Я обмолвился словом «домой». Впервые за мою долгую жизнь чужое обиталище стало для меня вторым домом. И сейчас, в морозном Подмосковье, я что ни день проделываю мысленно путь, которым мы впервые попали в дом Пеонидисов, а потом столько раз возвращались с моря, предвкушая обед с непременно новым загадочным блюдом. Путь этот начинается с набережной, от ветхого летнего кафе, где редко-редко увидишь посетителя, потягивающего из горлышка бутылки «фанту», но зато бойко идет торговля свежей, только что пойманной рыбой; скользких рыбин кидает на весы и заворачивает в бумагу единственной рукой хозяин кафе, старый веселый рыбак-браконьер, которому вторую руку оторвало динамитом; тенистой улицей, душно припахивающей зверем, — тут находится маленький зоопарк с вольно разгуливающим по территории слоном, но сколько мы ни ходили, слона-то не приметили, — подымаешься к нарядной, залитой солнцем площади, огибаешь ее и после двух поворотов оказываешься на тишайшей улочке, — которой так к лицу название «Парадайз» — Райская, увитой бугенвиллиями, поросшей фламбойанами и сладко припахивающей лимонной цедрой. Здесь и стоит в кустарниковой поросли двухэтажный домик Пеонидисов. Как покойно, хорошо и вместе значительно было наше пребывание там, среди картин, гравюр, книг и комнатных растений, в ежедневном общении с добрыми, глубокими людьми, под мазурки, полонезы и вальсы Шопена, то и дело притягивающего к роялю славную Мелину.

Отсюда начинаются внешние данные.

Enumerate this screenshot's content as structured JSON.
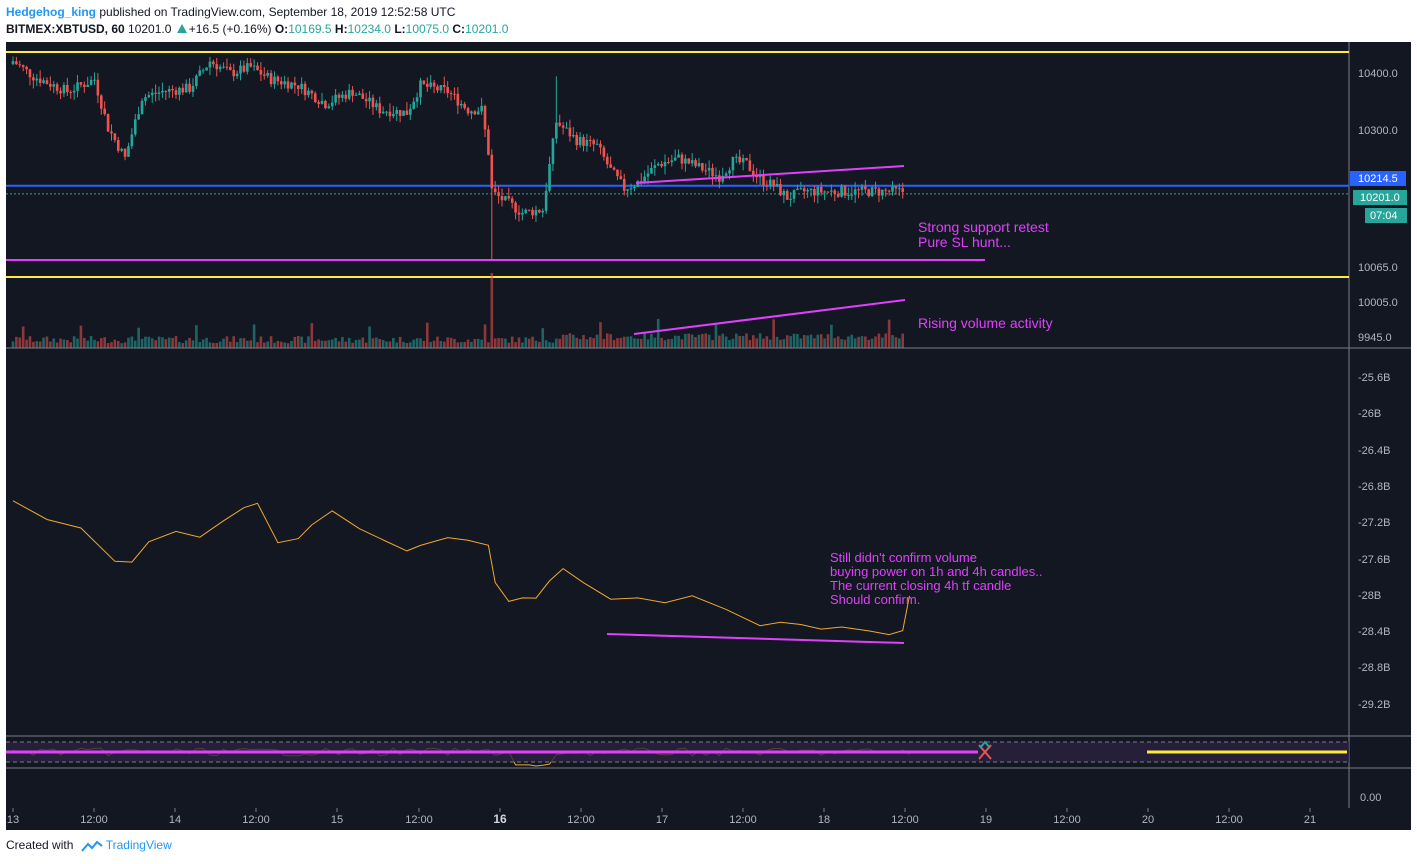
{
  "header": {
    "author": "Hedgehog_king",
    "published_text": "published on TradingView.com, September 18, 2019 12:52:58 UTC",
    "symbol": "BITMEX:XBTUSD, 60",
    "last": "10201.0",
    "change": "+16.5 (+0.16%)",
    "o_label": "O:",
    "o_value": "10169.5",
    "h_label": "H:",
    "h_value": "10234.0",
    "l_label": "L:",
    "l_value": "10075.0",
    "c_label": "C:",
    "c_value": "10201.0"
  },
  "footer": {
    "created_with": "Created with",
    "brand": "TradingView"
  },
  "colors": {
    "background": "#131722",
    "bull": "#26a69a",
    "bear": "#ef5350",
    "magenta": "#e040fb",
    "yellow": "#ffeb3b",
    "blue": "#2962ff",
    "obv": "#f0a830"
  },
  "chart_data": [
    {
      "type": "candlestick",
      "panel": "price",
      "ylim": [
        9935,
        10440
      ],
      "y_ticks": [
        "10400.0",
        "10300.0",
        "10065.0",
        "10005.0",
        "9945.0"
      ],
      "price_labels": {
        "blue_line": "10214.5",
        "last": "10201.0",
        "countdown": "07:04"
      },
      "horizontal_lines": [
        {
          "value": 10435,
          "color": "yellow"
        },
        {
          "value": 10214.5,
          "color": "blue"
        },
        {
          "value": 10092,
          "color": "magenta"
        },
        {
          "value": 10064,
          "color": "yellow"
        }
      ],
      "annotations": [
        "Strong support retest",
        "Pure SL hunt...",
        "Rising volume activity"
      ]
    },
    {
      "type": "line",
      "panel": "obv",
      "y_ticks": [
        "-25.6B",
        "-26B",
        "-26.4B",
        "-26.8B",
        "-27.2B",
        "-27.6B",
        "-28B",
        "-28.4B",
        "-28.8B",
        "-29.2B"
      ],
      "annotation_lines": [
        "Still didn't confirm volume",
        "buying power on 1h and 4h candles..",
        "The current closing 4h tf candle",
        "Should confirm."
      ]
    },
    {
      "type": "line",
      "panel": "oscillator",
      "y_ticks": [
        "0.00"
      ]
    }
  ],
  "x_axis": {
    "labels": [
      {
        "text": "13",
        "bold": false
      },
      {
        "text": "12:00",
        "bold": false
      },
      {
        "text": "14",
        "bold": false
      },
      {
        "text": "12:00",
        "bold": false
      },
      {
        "text": "15",
        "bold": false
      },
      {
        "text": "12:00",
        "bold": false
      },
      {
        "text": "16",
        "bold": true
      },
      {
        "text": "12:00",
        "bold": false
      },
      {
        "text": "17",
        "bold": false
      },
      {
        "text": "12:00",
        "bold": false
      },
      {
        "text": "18",
        "bold": false
      },
      {
        "text": "12:00",
        "bold": false
      },
      {
        "text": "19",
        "bold": false
      },
      {
        "text": "12:00",
        "bold": false
      },
      {
        "text": "20",
        "bold": false
      },
      {
        "text": "12:00",
        "bold": false
      },
      {
        "text": "21",
        "bold": false
      }
    ]
  }
}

Были мы и в деревенской избе Пеонидисов, солидном, обжитом крестьянском жилище с закопченным очагом, с овчинами на лавках, с тяжелым деревянным столом, на котором — оплетенные бутылки отличного местного вина, козий сыр, копченая свинина, овощи, взорванные спелостью, гранаты и горы розового твердого крупного винограда. Сюда без зова, по-соседски, заходили односельчане наших хозяев, нерослые, кряжистые люди, с большими, теплыми, спокойными руками землепашцев. Чувствовалось, что у них была некая непроговариваемая вслух надобность в Паносе. Они плотно заполняли широким крестцом грубо сколоченные кресла, принимали в руку глиняную кружку с вином, которую за долгое сидение редко осушали до дна, и как-то умно, сосредоточенно молчали, предоставляя хозяину самому догадаться, зачем они пожаловали. Панос был свой, но вместе и городской, сведомый во всех делах лучше любой газеты. И Панос понимал, что от него ждут, и как-то между делом, двумя-тремя словами, жестом, взглядом, улыбкой, то ироничной, то горьковатой, то веселой, давал людям нужное им. Это не было деревенским каляканьем: мужики набирались у Паноса уму-разуму, а к Элли шла от них жизненная сила ее поэзии…
Я давно, очень давно знаком с Элли и Паносом. Мы столько раз встречались в Москве: и на кинофестивале, и в больших, пестрых компаниях, когда много шума, задиристых разговоров, и в домашней обстановке, где разговоры тише и серьезнее. Однажды, еще в спокойные времена, Панос ждал меня с бутылкой коньяка в аэропорту Никозии, ныне мертвом, я летел в Дамаск, а здесь была часовая остановка. И вот тогда, наверное, в судорожной краткости встречи у меня мелькнуло чувство, что нас связывает нечто куда большее, чем поверхностное дружество. Но надо было побывать в Лимасоле, чтобы узнать настоящую цену нашим отношениям.
Сейчас, когда мировая ситуация так напряжена и каждое слово политиков взрывоопасно, мне особенно тревожно за моих друзей, за их милый дом на улице Парадайз и за их большой дом, тот, что посреди моря, очертаниями напоминающий дубовый лист.